Riesa. Das Karnevalswochenende ist nicht spurlos am Riesaer Prinzenpaar vorbeigegangen: Die Augen sind am Aschermittwoch sichtlich klein. Da erscheinen Fischbrötchen doch das richtige Katerfrühstück zu sein. Die Mahlzeit teilte das Aufgebot des Riesaer Karnevalklubs (RKK) bereitwillig mit Oberbürgermeister Marco Müller – und gab bei dieser Gelegenheit gleich den Rathausschlüssel zurück. Den werden die Jecken erst am 11.11. um 11.11 Uhr wiederbekommen. Zum Ende der Festtage sprach Finanzministerin Ingrid Seidlitz im SZ-Interview über alte und neue Traditionen und die schwierige Mitgliedersuche.

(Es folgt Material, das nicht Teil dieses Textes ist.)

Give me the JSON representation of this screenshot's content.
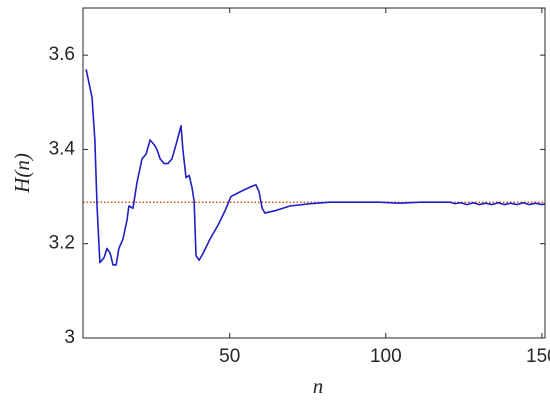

Nach einer Runde Fischbrötchen sprach Finanzministerin Ingrid Seidlitz mit SZ-Redakteurin Britta Veltzke.
Nach einer Runde Fischbrötchen sprach Finanzministerin Ingrid Seidlitz mit SZ-Redakteurin Britta Veltzke. © Sebastian Schultz

Frau Seidlitz, warum haben Sie am Aschermittwoch Fischbrötchen ins Rathaus gebracht?

Das ist Tradition. Jetzt beginnt die Fastenzeit. Bis Ostern ist Fleisch tabu, und Fisch gilt nicht als Fleisch. Aber damit nehmen wir es sowieso nicht so genau. Bei uns im Verein fastet niemand.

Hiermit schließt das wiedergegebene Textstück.